Pavlov and the Book
Tom Stanton
tstanton at nationalgeographic.com
Sun Nov 3 12:12:11 CST 1996
kellner at ccwf.cc.utexas.edu wrote:
> ... Matson writes: "Although Pavlov himself
> cautiously refrained from drawing psychological deductions from his animal
> researches, his findings were seized upon by experimental psychologists,
> most of all in America, as the long-awaited key to a truly rigorous
> science of behavior" (p. 38).
Not an expert, but it appears TRP is making liberal use of Pavlov
because B.F. Skinner's work on behavioralism doesn't really become
current until after WW2. In the "GR Companion" Weisenburger sez The
Book is "Conditioned Reflexes" & calls the rotation among Pavlovians
melodramatic. I think the conspiritorial passing of The Book makes a
backhanded point that the Pavlovians worship arcana just like the
spiritualist in the previous section.
...Random Thoughts:
Thinking back over the past 4 sections I noticed an intersting pattern
regarding human behavior: fantasy (Pirate), paranoia (Slothrop), mysti-
cism (Jessica), "love" (Mexico), and ,now, behavioralism (Pointsman).

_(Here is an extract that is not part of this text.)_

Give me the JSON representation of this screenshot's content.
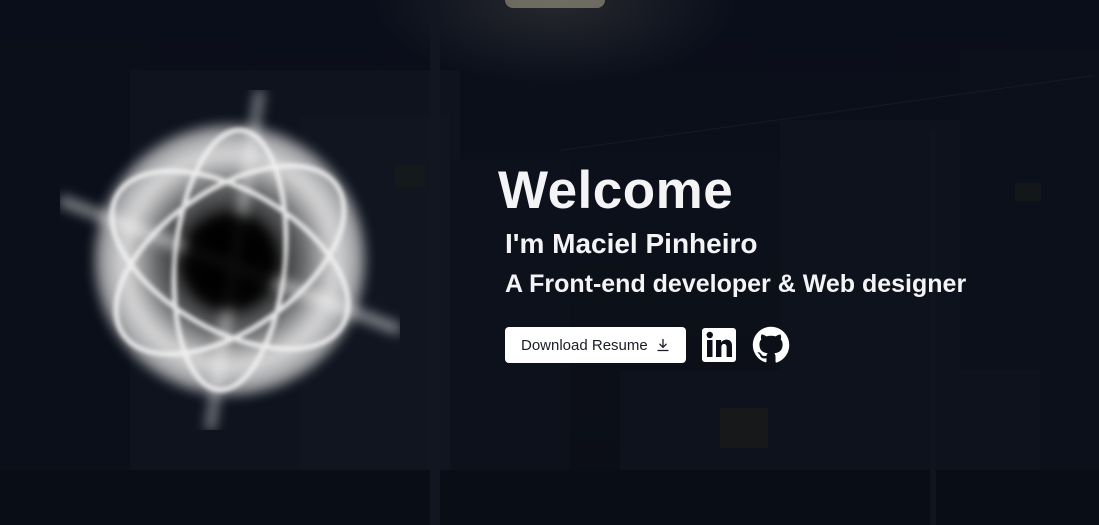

If indeed Pirate has Slothrop fantasies, it appears Roger/Jess are
having
Pirate's fantasies. Slothrop's busy love life is the inverse of Pirate's
lack of any love. What ties it together? Death (mysticism) and science
(behavioralism). Nice set up..
On re-read, I was also struck by Jessica's dart game at the seance.
Wonderful counterpoint on rockets & statistical improbibility (a
bullseye on the first throw). Tasty touches.